I lean back and listen, my hand over my abdomen.





Chapter Thirty-Seven


Norah


In the library, I go back to work on tracking down details of Meadow’s teen years. I feel like I’m missing something, right out of the corner of my eye.

It hits me as I look at the yearbook photos again: all this is entirely ordinary history. Why hide it? It makes a nice little Horatio Alger story—the girl from the sticks coming to town and making good. She has made good. I think of the way she looked this morning, a little wild. A little lost.

Wiggling my foot under the table, I go back through my notes. Mom. Dad. Stepdad. High school. Mom dead. Boyfriend. Baby Rory.

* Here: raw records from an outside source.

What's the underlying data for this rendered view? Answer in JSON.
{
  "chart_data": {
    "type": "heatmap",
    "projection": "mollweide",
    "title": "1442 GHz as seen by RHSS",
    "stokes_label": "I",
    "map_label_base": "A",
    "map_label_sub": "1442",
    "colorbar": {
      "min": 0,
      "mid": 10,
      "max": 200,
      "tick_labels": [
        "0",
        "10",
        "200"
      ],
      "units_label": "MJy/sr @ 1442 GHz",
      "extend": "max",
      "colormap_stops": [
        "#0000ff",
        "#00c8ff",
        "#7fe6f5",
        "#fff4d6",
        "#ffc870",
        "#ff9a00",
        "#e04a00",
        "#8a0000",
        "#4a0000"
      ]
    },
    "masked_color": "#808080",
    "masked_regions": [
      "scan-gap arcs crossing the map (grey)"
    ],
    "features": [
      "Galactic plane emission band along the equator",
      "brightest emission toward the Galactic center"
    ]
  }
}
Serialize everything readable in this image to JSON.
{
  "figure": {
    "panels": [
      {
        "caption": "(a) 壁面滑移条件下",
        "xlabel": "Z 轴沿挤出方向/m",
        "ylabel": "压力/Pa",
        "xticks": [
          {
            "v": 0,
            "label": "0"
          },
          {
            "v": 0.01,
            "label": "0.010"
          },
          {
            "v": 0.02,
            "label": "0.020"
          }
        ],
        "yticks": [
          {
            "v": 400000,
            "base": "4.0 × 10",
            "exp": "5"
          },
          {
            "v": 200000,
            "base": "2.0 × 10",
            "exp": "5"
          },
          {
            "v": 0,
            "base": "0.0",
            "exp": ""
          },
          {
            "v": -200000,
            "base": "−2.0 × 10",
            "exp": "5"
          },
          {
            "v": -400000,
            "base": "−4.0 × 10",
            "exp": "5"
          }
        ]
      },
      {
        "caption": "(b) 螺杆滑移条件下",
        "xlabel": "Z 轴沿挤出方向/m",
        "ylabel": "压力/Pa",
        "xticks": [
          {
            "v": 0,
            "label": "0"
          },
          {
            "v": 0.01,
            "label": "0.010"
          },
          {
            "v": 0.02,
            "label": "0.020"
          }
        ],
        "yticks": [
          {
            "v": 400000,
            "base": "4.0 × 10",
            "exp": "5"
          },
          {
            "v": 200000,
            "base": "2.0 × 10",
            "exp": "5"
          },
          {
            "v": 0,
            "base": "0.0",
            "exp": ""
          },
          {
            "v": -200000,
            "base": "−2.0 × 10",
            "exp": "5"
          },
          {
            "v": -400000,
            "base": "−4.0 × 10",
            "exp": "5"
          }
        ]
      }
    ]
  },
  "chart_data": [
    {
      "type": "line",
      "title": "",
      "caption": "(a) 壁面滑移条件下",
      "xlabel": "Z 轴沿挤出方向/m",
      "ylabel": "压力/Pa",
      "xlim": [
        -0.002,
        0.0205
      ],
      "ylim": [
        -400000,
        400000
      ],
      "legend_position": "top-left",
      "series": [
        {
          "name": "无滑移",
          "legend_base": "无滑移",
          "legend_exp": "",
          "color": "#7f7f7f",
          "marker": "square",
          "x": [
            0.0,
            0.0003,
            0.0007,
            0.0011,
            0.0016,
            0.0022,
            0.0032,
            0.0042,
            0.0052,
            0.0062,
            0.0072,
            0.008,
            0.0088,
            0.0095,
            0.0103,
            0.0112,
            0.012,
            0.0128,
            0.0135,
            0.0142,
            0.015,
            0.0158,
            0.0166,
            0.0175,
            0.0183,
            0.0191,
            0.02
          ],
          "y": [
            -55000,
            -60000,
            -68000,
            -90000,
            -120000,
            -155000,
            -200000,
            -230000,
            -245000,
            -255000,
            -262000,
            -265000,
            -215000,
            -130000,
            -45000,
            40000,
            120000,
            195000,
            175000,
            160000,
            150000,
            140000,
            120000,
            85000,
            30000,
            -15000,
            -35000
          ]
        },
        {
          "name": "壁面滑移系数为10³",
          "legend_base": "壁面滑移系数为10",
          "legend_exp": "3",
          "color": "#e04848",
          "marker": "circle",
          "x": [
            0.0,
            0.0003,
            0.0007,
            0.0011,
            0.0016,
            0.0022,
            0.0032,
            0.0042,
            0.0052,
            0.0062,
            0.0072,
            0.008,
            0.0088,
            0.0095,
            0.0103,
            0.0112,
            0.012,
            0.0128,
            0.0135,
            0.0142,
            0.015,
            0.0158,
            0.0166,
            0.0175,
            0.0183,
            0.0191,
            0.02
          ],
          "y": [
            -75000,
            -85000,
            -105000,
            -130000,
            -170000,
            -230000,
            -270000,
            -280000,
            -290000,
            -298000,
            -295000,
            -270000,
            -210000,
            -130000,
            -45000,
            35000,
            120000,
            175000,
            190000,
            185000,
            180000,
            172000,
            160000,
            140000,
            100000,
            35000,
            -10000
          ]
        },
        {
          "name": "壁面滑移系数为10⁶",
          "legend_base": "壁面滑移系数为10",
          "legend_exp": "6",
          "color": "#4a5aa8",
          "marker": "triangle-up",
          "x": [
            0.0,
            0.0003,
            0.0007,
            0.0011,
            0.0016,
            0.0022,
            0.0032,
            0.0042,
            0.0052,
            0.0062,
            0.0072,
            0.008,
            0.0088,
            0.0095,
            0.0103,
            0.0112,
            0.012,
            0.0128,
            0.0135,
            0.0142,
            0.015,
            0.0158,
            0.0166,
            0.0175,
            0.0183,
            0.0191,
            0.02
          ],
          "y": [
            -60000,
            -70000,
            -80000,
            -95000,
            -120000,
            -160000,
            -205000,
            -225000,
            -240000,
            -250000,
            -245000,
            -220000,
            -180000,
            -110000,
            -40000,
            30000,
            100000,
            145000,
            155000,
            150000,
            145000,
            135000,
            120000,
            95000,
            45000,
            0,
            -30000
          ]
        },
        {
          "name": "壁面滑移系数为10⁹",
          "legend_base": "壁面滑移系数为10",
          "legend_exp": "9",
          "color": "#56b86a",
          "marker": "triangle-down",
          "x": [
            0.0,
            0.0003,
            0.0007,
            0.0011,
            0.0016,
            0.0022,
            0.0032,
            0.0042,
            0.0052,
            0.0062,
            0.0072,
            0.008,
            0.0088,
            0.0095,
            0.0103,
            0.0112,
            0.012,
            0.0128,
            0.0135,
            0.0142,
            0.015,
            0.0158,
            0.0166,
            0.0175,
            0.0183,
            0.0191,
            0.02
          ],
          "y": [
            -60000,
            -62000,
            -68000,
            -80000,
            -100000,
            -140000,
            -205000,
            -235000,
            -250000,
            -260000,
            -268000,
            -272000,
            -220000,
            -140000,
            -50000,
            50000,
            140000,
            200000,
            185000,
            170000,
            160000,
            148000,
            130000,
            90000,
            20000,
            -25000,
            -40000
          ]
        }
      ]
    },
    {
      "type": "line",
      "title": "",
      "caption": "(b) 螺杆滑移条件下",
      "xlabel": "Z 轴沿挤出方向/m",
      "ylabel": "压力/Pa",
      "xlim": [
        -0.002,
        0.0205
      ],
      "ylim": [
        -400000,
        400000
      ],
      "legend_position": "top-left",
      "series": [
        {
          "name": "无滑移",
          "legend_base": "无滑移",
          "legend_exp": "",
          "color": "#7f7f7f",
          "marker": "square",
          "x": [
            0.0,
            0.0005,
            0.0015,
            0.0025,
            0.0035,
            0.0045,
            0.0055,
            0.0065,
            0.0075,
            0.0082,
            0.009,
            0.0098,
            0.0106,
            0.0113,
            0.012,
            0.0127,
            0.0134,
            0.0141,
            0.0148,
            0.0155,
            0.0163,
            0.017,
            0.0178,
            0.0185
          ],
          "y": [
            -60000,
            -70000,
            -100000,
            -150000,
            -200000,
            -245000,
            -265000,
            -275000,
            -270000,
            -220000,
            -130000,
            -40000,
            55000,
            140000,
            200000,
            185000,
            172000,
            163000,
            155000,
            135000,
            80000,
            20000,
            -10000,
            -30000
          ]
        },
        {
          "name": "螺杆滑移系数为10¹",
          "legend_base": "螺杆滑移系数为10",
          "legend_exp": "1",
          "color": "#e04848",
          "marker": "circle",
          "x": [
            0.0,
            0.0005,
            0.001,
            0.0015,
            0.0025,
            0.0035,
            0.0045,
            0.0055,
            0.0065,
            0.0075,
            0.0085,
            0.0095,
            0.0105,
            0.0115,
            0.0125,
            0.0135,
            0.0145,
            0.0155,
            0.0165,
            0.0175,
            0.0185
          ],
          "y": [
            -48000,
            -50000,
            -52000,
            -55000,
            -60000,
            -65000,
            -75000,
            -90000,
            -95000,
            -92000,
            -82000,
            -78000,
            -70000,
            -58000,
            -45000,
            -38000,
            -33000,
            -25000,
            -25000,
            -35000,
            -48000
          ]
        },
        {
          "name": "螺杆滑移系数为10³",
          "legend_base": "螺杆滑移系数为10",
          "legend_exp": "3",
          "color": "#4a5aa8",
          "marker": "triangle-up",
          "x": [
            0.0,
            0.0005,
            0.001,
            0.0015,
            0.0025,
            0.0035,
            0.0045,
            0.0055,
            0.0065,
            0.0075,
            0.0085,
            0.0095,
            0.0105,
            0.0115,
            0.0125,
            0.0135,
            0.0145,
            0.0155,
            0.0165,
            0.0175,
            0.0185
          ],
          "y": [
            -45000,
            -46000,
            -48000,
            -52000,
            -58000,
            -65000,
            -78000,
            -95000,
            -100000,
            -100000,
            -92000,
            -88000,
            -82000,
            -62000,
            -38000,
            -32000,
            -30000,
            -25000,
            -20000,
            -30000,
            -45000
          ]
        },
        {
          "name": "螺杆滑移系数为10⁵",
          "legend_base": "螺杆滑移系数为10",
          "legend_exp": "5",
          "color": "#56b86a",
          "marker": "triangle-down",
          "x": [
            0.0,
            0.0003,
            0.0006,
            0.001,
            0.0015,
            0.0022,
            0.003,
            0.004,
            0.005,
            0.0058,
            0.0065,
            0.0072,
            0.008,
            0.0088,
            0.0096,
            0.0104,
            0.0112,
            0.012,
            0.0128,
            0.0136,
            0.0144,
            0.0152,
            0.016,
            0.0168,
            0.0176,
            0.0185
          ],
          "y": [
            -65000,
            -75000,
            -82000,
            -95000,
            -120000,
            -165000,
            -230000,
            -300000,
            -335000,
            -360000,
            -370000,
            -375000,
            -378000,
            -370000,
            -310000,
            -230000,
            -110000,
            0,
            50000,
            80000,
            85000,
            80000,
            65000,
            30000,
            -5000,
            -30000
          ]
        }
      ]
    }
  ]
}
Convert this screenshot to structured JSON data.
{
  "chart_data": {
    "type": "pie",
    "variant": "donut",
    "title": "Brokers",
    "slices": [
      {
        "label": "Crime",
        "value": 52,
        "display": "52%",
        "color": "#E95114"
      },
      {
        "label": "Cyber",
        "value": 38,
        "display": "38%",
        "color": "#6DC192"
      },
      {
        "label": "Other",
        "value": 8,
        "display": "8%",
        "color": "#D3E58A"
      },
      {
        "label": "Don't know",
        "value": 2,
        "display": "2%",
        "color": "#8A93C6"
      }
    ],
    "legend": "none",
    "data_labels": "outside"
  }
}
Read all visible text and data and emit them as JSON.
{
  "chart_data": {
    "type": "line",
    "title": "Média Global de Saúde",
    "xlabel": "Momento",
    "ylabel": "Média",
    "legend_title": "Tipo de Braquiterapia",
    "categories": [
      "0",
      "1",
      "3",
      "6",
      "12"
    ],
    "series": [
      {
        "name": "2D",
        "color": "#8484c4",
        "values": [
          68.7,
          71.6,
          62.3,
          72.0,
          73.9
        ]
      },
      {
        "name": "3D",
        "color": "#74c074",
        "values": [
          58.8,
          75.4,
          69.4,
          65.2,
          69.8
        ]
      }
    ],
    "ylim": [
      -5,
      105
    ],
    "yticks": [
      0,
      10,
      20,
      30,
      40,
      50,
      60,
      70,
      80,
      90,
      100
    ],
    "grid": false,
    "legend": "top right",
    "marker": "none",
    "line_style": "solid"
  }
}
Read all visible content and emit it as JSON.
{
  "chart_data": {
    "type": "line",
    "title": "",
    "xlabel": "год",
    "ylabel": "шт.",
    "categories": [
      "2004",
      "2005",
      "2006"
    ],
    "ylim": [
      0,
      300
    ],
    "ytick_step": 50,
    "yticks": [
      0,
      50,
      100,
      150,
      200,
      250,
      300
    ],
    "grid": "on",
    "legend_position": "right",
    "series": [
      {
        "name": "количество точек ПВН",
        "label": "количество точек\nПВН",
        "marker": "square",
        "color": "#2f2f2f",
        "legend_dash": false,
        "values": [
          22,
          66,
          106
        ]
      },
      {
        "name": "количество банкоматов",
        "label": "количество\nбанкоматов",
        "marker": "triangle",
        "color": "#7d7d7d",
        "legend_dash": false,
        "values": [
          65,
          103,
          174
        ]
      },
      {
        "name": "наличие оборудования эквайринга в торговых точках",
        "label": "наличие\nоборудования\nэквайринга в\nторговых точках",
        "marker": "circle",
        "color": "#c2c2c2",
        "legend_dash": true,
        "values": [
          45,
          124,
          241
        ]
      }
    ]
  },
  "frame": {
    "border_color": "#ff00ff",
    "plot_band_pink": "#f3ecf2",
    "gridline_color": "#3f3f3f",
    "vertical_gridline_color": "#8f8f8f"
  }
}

What about the boyfriend? I can’t find an obituary for him, or anything more in the yearbooks. But it’s a small town with a small newspaper. Maybe something will be there in the grad pages. I look through the notices but don’t see anything with his name. I keep scrolling through the headlines of the spring, then the summer, looking for . . . I have no idea what. A fire on a farm out in the boonies started a grass fire that hit the ridge and burned for two weeks. A flurry of burglaries. In the fall, the dullest of days—harvest festival, local mayoral election.